As medidas ainda são apenas orientações básicas que precisarão ser aprovadas pelas autoridades sanitárias e uma rediscussão terá que esperar pelo menos até 31 de outubro, quando vence a suspensão do governo para eventos com grandes públicos. Os clubes terão que aplicá-las em seus próprios estádio e, pelas diferentes infraestruturas, não é possível determinar uma capacidade máxima padrão.

“A prioridade na Alemanha neste momento não são estádios cheios. A prioridade é a saúde das pessoas”, disse o presidente da DFL, Christian Seifert, “Quando, no entanto, torcedores voltarão aos estádios não é decisão da DFL. Não estamos esperando nada, ou exigindo nada. Estamos apenas nos preparando”.

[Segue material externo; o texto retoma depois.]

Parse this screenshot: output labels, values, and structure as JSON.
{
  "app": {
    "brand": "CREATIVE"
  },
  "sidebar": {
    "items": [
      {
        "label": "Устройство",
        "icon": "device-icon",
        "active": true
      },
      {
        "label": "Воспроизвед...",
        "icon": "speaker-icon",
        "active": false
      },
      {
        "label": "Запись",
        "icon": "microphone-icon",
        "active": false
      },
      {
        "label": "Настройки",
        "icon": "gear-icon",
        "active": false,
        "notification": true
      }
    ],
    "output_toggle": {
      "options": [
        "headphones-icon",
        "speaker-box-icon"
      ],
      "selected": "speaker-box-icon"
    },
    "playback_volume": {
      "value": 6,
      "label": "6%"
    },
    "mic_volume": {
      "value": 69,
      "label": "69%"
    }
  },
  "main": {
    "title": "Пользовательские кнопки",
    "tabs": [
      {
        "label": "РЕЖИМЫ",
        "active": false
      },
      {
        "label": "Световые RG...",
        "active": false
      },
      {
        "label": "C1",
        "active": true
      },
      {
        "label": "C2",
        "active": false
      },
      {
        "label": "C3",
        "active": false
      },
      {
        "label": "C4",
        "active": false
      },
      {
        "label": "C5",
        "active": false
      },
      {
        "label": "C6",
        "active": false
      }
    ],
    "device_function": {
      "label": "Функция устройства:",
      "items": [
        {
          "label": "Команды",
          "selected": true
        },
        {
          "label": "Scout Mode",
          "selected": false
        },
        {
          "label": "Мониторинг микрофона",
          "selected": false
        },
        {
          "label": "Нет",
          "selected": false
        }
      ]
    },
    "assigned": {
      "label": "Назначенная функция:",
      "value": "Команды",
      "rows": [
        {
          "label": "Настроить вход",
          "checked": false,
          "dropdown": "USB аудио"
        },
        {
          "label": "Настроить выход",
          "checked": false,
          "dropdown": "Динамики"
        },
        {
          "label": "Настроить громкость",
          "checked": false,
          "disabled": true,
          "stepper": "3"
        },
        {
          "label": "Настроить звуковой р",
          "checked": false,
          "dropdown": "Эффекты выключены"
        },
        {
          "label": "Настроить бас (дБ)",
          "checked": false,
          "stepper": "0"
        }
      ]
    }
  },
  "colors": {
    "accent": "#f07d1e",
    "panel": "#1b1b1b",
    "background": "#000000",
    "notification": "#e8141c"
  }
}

Foi desenhado um sistema de níveis que considera o agregado dos últimos sete em dias da cidade do clube e distritos vizinhos. Quando houver um nível alto, caracterizado como 35 novas infecções a cada 100.000 habitantes por dia, não haverá torcedores nos estádios. O nível intermediário, entre 5 e 35 novas infecções a cada 100.000 habitantes, permitirá torcedores dentro das condições a serem definidas. Menos de cinco novos casos significa um retorno gradual a operações normais, em consulta com as autoridades sanitárias locais.

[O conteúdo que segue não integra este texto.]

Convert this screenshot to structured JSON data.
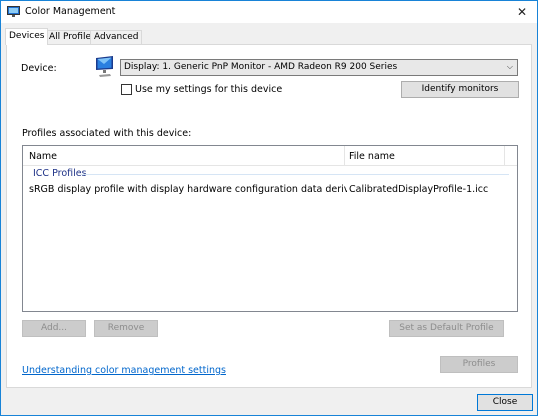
{
  "window": {
    "title": "Color Management",
    "close_glyph": "✕"
  },
  "tabs": [
    {
      "label": "Devices",
      "active": true
    },
    {
      "label": "All Profiles",
      "active": false
    },
    {
      "label": "Advanced",
      "active": false
    }
  ],
  "device": {
    "label": "Device:",
    "selected": "Display: 1. Generic PnP Monitor - AMD Radeon R9 200 Series",
    "icon": "monitor-icon"
  },
  "settings": {
    "use_my_settings_label": "Use my settings for this device",
    "use_my_settings_checked": false,
    "identify_label": "Identify monitors"
  },
  "profiles": {
    "section_label": "Profiles associated with this device:",
    "columns": {
      "name": "Name",
      "file": "File name"
    },
    "group": "ICC Profiles",
    "rows": [
      {
        "name": "sRGB display profile with display hardware configuration data derived from cali...",
        "file": "CalibratedDisplayProfile-1.icc"
      }
    ]
  },
  "actions": {
    "add_label": "Add...",
    "remove_label": "Remove",
    "set_default_label": "Set as Default Profile",
    "profiles_label": "Profiles"
  },
  "footer": {
    "link_label": "Understanding color management settings",
    "close_label": "Close"
  },
  "colors": {
    "accent": "#0078d7",
    "link": "#0066cc",
    "group_label": "#1e3287"
  }
}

A liga alemã fez questão de reforçar seu comprometimento com o contingente de torcedores visitantes e com a possibilidade de torcer em pé em seus estádios, ambos partes da cultura de torcedores da Alemanha que “precisam ser preservadas”.  É mais fácil monitorar e assegurar que a distância segura entre as pessoas está sendo mantida se elas estiverem sentadas.

A Unsere Kurve, grupo guarda-chuva de diversas filiais de torcedores, disse à DW que entende que as decisões levaram em conta questões de saúde, mas que gostariam que houvesse uma maneira de admitir visitantes.

As bebidas alcoólicas podem ser vendidas somente com permissão das autoridades locais, e algumas delas proibiram que fossem servidas por bares e restaurantes para não encorajar aglomerações. Os clubes prometeram não entrar com pedido de licença para vender álcool pelo menos até 31 de outubro.

Outra medida sensível pretende obrigar os clubes a identificar os contatos pessoais dos torcedores em seus ingressos para que, em caso de diagnósticos positivos de COVID-19, as autoridades possam identificar rapidamente os contatos do infectado, impor isolamentos e romper a cadeia de contaminações.